Chiral correlation of drag currents inducing optical activity of twisted bilayer graphene

TL;DR

This paper investigates how chiral electron correlations in twisted bilayer graphene lead to optical activity through drag currents, revealing unique quantum transport properties and a specific conductivity behavior.

Contribution

It introduces a continuum model to analyze chiral electron states and their contribution to optical activity via drag correlations in twisted bilayer graphene.

Findings

Drag term of optical conductivity tensor due to chiral correlations

Quantum conductivity value proportional to e^2/h at Fermi energy

Analysis method for conductivity tensor components

Abstract

The mechanisms of optical activity and quantum transport of twisted bilayer graphene are studied. The formation of unique electron states in the bilayer systems is studied using an effective continuum model.

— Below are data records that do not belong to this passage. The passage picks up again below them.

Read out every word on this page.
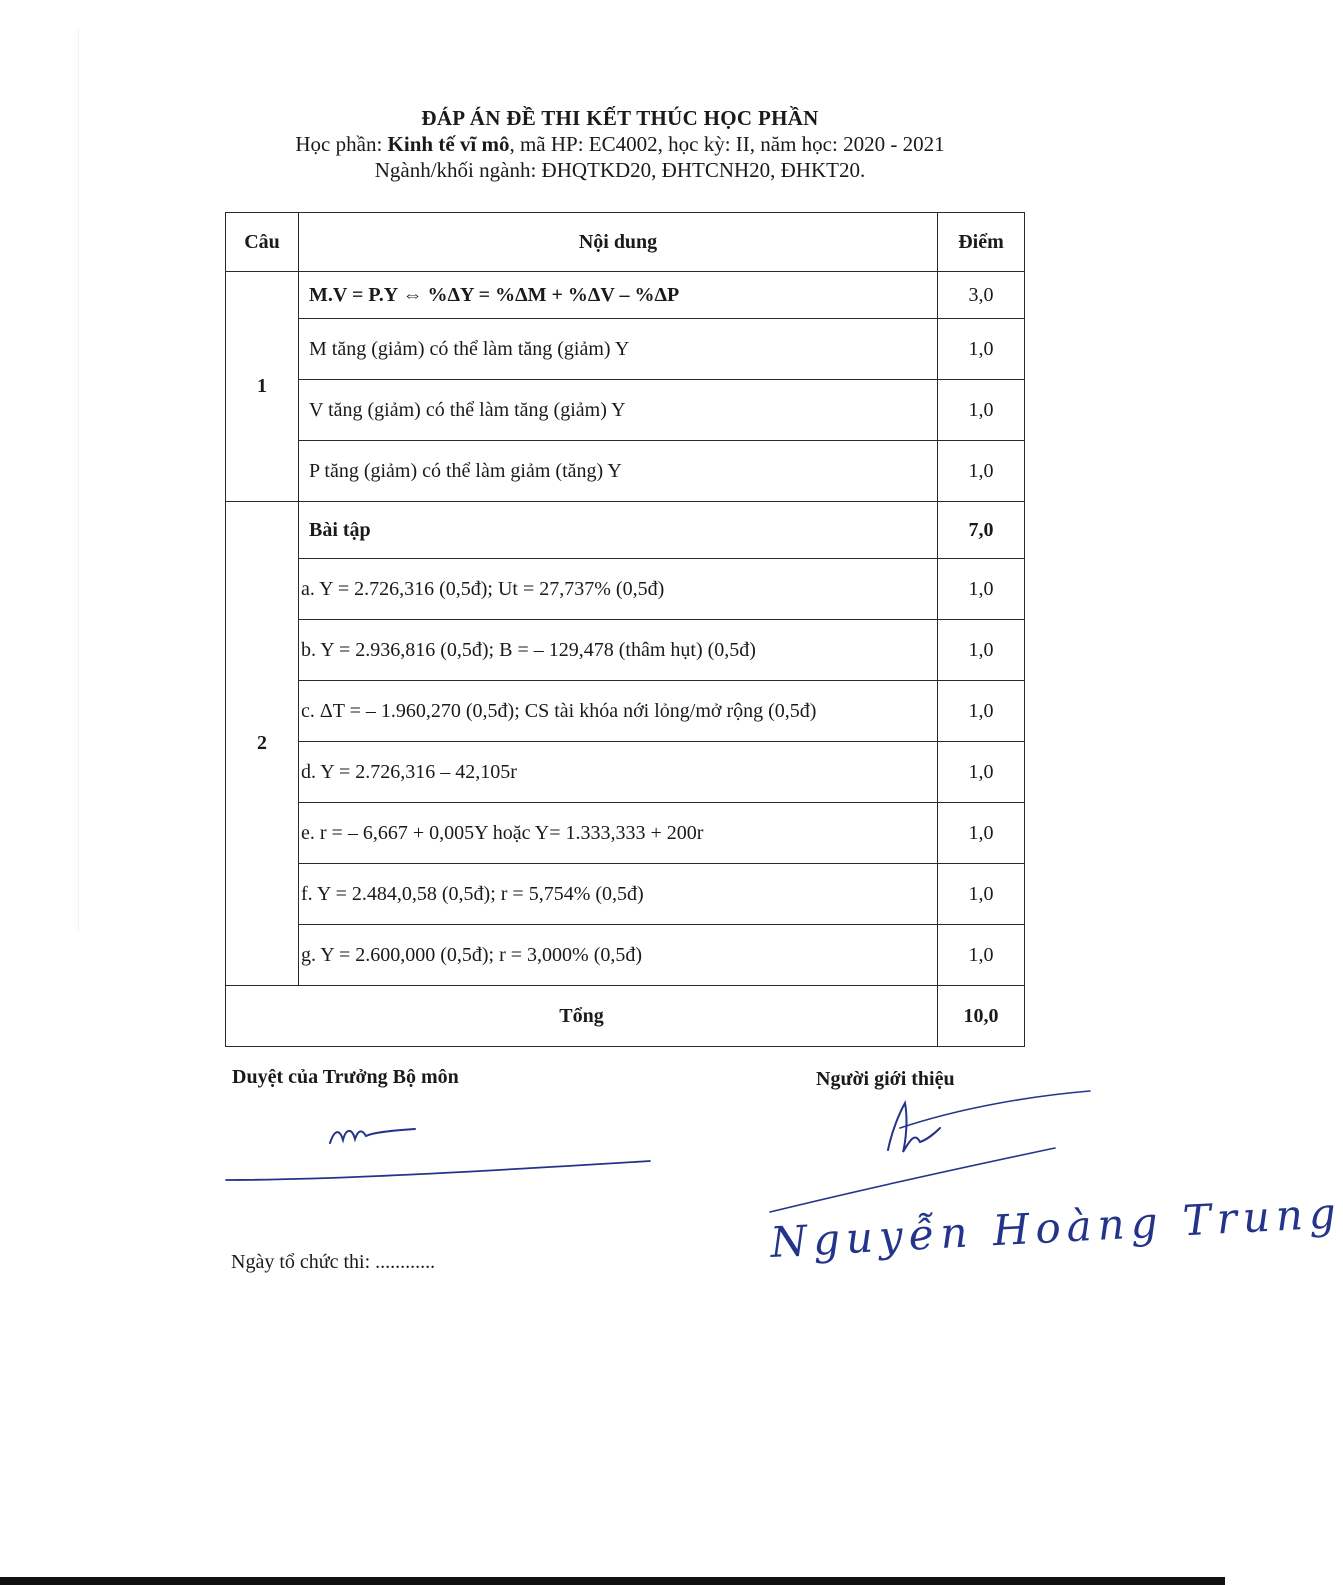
ĐÁP ÁN ĐỀ THI KẾT THÚC HỌC PHẦN
Học phần: Kinh tế vĩ mô, mã HP: EC4002, học kỳ: II, năm học: 2020 - 2021
Ngành/khối ngành: ĐHQTKD20, ĐHTCNH20, ĐHKT20.
Câu	Nội dung	Điểm
1	M.V = P.Y ⇔ %ΔY = %ΔM + %ΔV – %ΔP	3,0
	M tăng (giảm) có thể làm tăng (giảm) Y	1,0
	V tăng (giảm) có thể làm tăng (giảm) Y	1,0
	P tăng (giảm) có thể làm giảm (tăng) Y	1,0
2	Bài tập	7,0
	a. Y = 2.726,316 (0,5đ); Ut = 27,737% (0,5đ)	1,0
	b. Y = 2.936,816 (0,5đ); B = – 129,478 (thâm hụt) (0,5đ)	1,0
	c. ΔT = – 1.960,270 (0,5đ); CS tài khóa nới lỏng/mở rộng (0,5đ)	1,0
	d. Y = 2.726,316 – 42,105r	1,0
	e. r = – 6,667 + 0,005Y hoặc Y= 1.333,333 + 200r	1,0
	f. Y = 2.484,0,58 (0,5đ); r = 5,754% (0,5đ)	1,0
	g. Y = 2.600,000 (0,5đ); r = 3,000% (0,5đ)	1,0
Tổng		10,0
Duyệt của Trưởng Bộ môn	Người giới thiệu
Nguyễn Hoàng Trung
Ngày tổ chức thi: ............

Such states are shown to support the correlation of transverse motions of electrons in two graphene layers. Because of the chiral structure of the atomic lattices, the contribution of such drag correlations is incompletely cancelled, thus resulting in a drag term of the optical conductivity tensor. We show that the drag term of the conductivity is the manifestation of the spatial dispersion. We show how to analyze and calculate the components of the conductivity tensors that governs the optical activity of the systems. The DC conductivity of the twisted bilayer graphene system is also calculated. It shows the existence of a quantum conductivity value $\propto e^2/h$ at the intrinsic Fermi energy.